The importance of being available – (tech stuff)
Having got the philosophy and design of a high availability solution out of the way in my last post, this one is about the crunchy hard tech of implementation. (fans of my musings will have to sit this one out )
Westhawk Ltd had a contract to implement a high availability database backed SIP service – what did we use – and why?
After a lot of research and consultation with the customer we decided not to use Oracle (which is our normal first choice) and to go for MySQL as the database engine. Our research had turned up the clustered version of MySQL as a good candidate for the job.
Clustered MySQL has a very interesting solution to the problem of how to keep a pair of database machines in sync. All transactions are committed on both machines simultaneously. The transaction doesn’t complete until both machines have committed it. This is a ‘share nothing’ architecture. It could be slow, but the default for the NDB engine it uses is to hold the whole database in RAM. There are some odd limitations involved in this solution. For example: A newly created table in one machine will automatically be copied to the other but a view won’t.
That’s the back end – what about the VoIP server ?
We knew we needed something OpenSource, reliable and flexible.

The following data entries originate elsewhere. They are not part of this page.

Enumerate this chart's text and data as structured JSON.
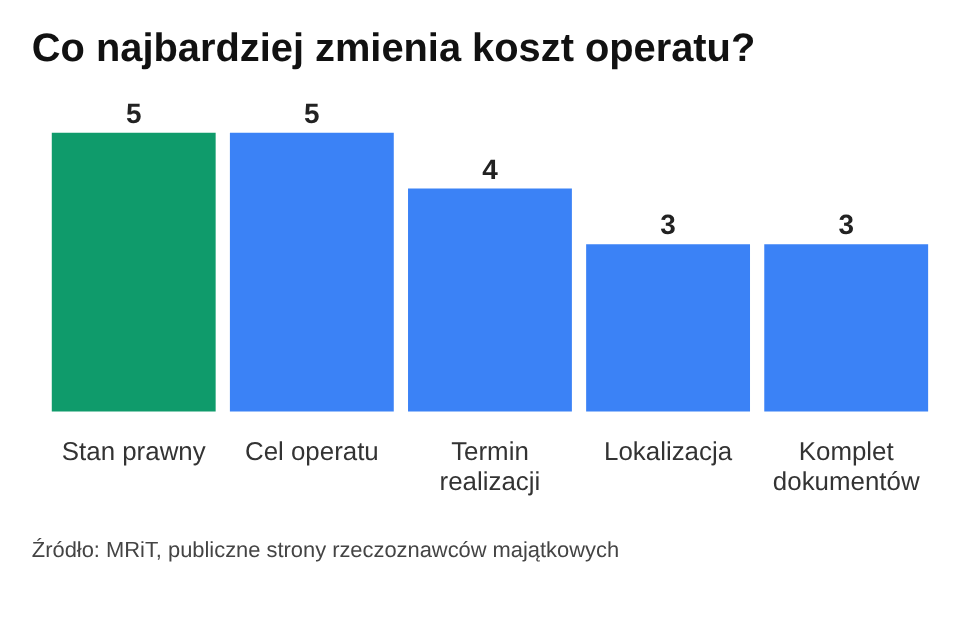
{
  "chart_data": {
    "type": "bar",
    "title": "Co najbardziej zmienia koszt operatu?",
    "categories": [
      "Stan prawny",
      "Cel operatu",
      "Termin realizacji",
      "Lokalizacja",
      "Komplet dokumentów"
    ],
    "values": [
      5,
      5,
      4,
      3,
      3
    ],
    "colors": [
      "#0f9b6b",
      "#3b82f6",
      "#3b82f6",
      "#3b82f6",
      "#3b82f6"
    ],
    "data_labels": true,
    "annotations": [
      "Źródło: MRiT, publiczne strony rzeczoznawców majątkowych"
    ]
  }
}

The customer had come to us on the assumption that we would use Asterisk, which we considered and then decided not to. We plumped for FreeSWITCH.
Why FreeSWITCH ?
First off, because of the specific requirements there is very little ‘state’ info
to preserve no users, no registrations etc. In fact it is all about call routing.

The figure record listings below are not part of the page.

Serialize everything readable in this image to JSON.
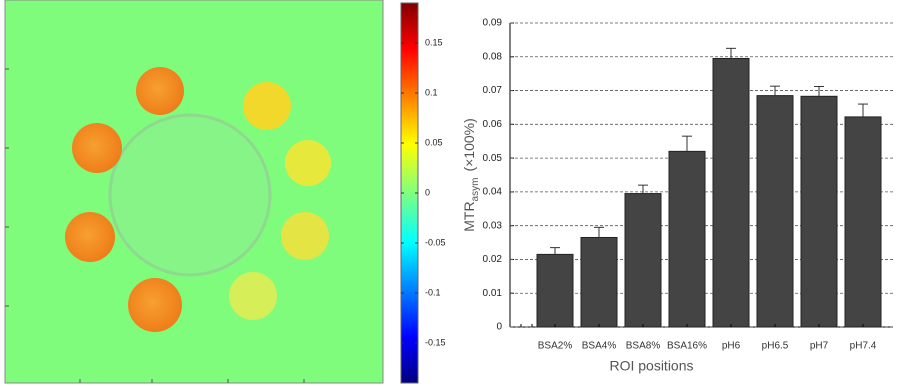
{
  "chart_data": [
    {
      "type": "colormap",
      "colorbar_lim": [
        -0.19,
        0.19
      ],
      "colorbar_ticks": [
        0.15,
        0.1,
        0.05,
        0,
        -0.05,
        -0.1,
        -0.15
      ]
    },
    {
      "type": "bar",
      "xlabel": "ROI positions",
      "ylabel": {
        "main": "MTR",
        "sub": "asym",
        "unit": "(×100%)"
      },
      "categories": [
        "BSA2%",
        "BSA4%",
        "BSA8%",
        "BSA16%",
        "pH6",
        "pH6.5",
        "pH7",
        "pH7.4"
      ],
      "values": [
        0.0215,
        0.0265,
        0.0395,
        0.052,
        0.0795,
        0.0685,
        0.0683,
        0.0622
      ],
      "errors": [
        0.002,
        0.003,
        0.0025,
        0.0045,
        0.003,
        0.0028,
        0.0029,
        0.0038
      ],
      "color": "#444444",
      "ylim": [
        0,
        0.09
      ],
      "yticks": [
        0,
        0.01,
        0.02,
        0.03,
        0.04,
        0.05,
        0.06,
        0.07,
        0.08,
        0.09
      ],
      "grid": true
    }
  ]
}
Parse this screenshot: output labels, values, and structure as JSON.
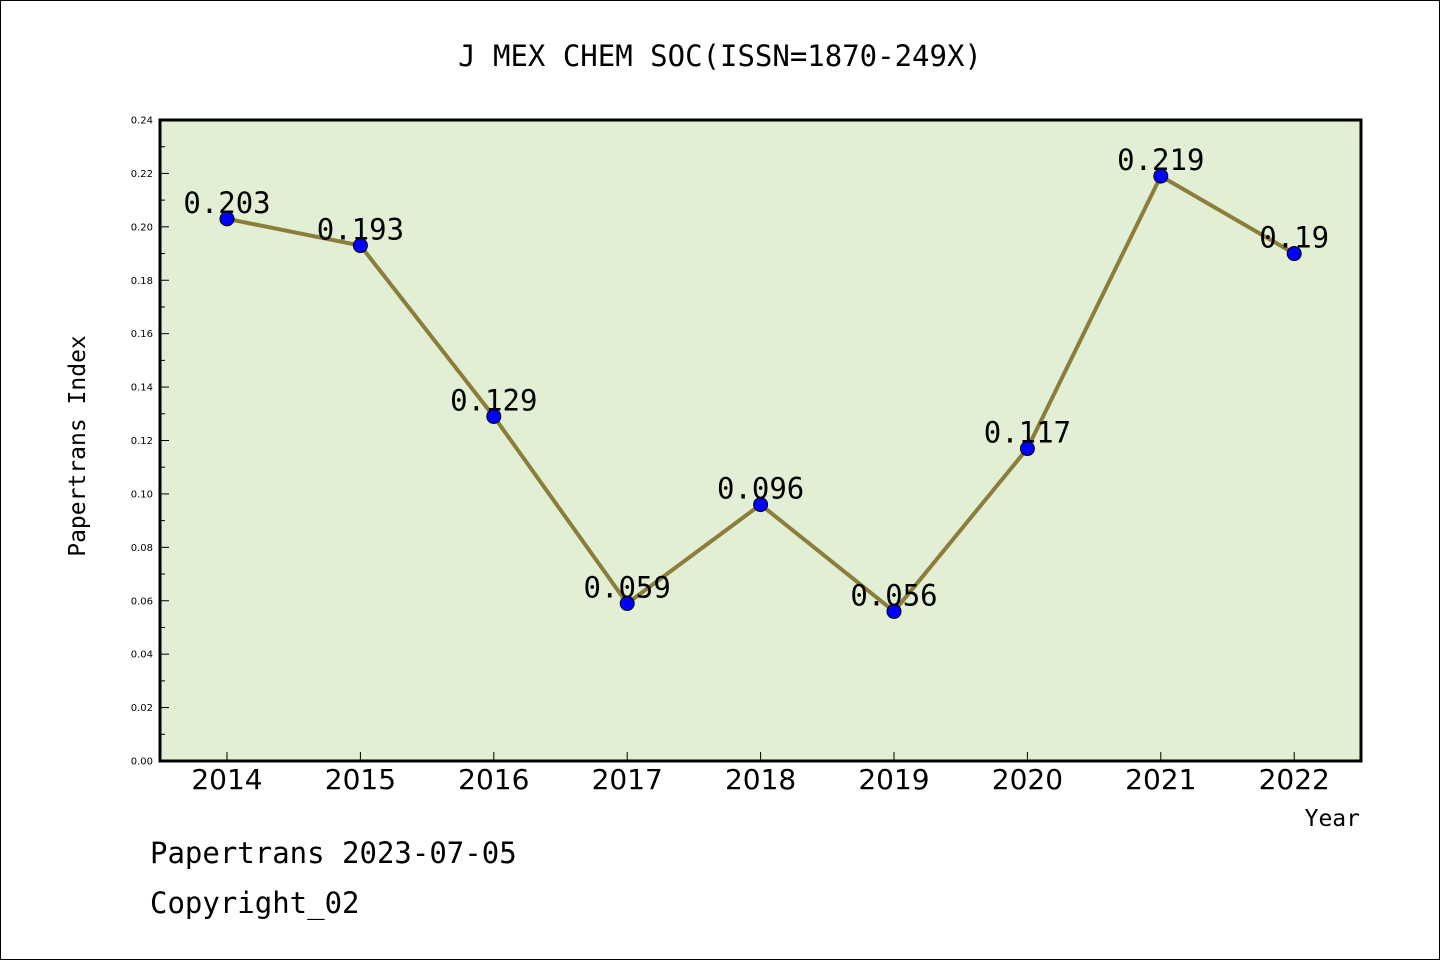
{
  "chart_data": {
    "type": "line",
    "title": "J MEX CHEM SOC(ISSN=1870-249X)",
    "xlabel": "Year",
    "ylabel": "Papertrans Index",
    "categories": [
      "2014",
      "2015",
      "2016",
      "2017",
      "2018",
      "2019",
      "2020",
      "2021",
      "2022"
    ],
    "series": [
      {
        "values": [
          0.203,
          0.193,
          0.129,
          0.059,
          0.096,
          0.056,
          0.117,
          0.219,
          0.19
        ],
        "data_labels": [
          "0.203",
          "0.193",
          "0.129",
          "0.059",
          "0.096",
          "0.056",
          "0.117",
          "0.219",
          "0.19"
        ]
      }
    ],
    "ylim": [
      0,
      0.24
    ],
    "yticks": [
      "0.00",
      "0.02",
      "0.04",
      "0.06",
      "0.08",
      "0.10",
      "0.12",
      "0.14",
      "0.16",
      "0.18",
      "0.20",
      "0.22",
      "0.24"
    ],
    "grid": false,
    "legend": "none",
    "colors": {
      "plot_background": "#e2efd4",
      "line": "#8b7d3a",
      "marker": "#0000ff",
      "axis": "#000000"
    }
  },
  "footer": {
    "date_text": "Papertrans 2023-07-05",
    "copyright_text": "Copyright_02"
  }
}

The way that freeswitch’s xml_curl works makes it
very simple to switch the ‘database’ from one call to the next, so that when one database dies we can failover to the other.
Here’s what happens:
Every inbound call generates an HTTP Post to one of 2 nominated servers.
The post contains all the ‘channel variables’ – dialed number, ANI, channel, IPaddress etc. The web server replies with dynamically generated dialplan for this call telling FreeSWITCH how to deal with it. The dialplan is in XML, so it is easy to generate from a database with standard web tools. If the first web server does not respond, the second is queried instead. (no connections to drop, no mySQL proxy etc.)
Now, I could write a complex dialplan in Asterisk that emulated this behavior, but with FreeSWITCH I get it out of the box. (Xml_cdr works the same way – writing the call detail records to the database via HTTP).
So for this specific system, FreeSWITCH has done most of the work for me.
I’m not saying that it is now my default choice – it isn’t – but for this specific task it was the easier option.
We chose to use Glassfish as the web server, which in retrospect was overkill, it has a stack of clustering options we didn’t even touch.
We handle the high availabilty on the front end by having the phone company route their inbound SIP requests to a ‘floating’ IP address. We use the high availability support in SuSE 11 to move the IP address to the ‘active’ node and
re-start FreeSWITCH when needed.
There were of course problems – my ‘favorite’ being when I spent a day working out that the default Linux HA config assumes a cluster consists of 3 or more machines and won’t failover a service unless it has a quorum.
Don’t underestimate the added complexity of building a system with 5 hosts as compared with a single system – the system administration takes a lot longer and is quite a bit more complex.
On the other hand, we have built a high availability VoIP routing system based on free opensource software with a clear and extensible architecture.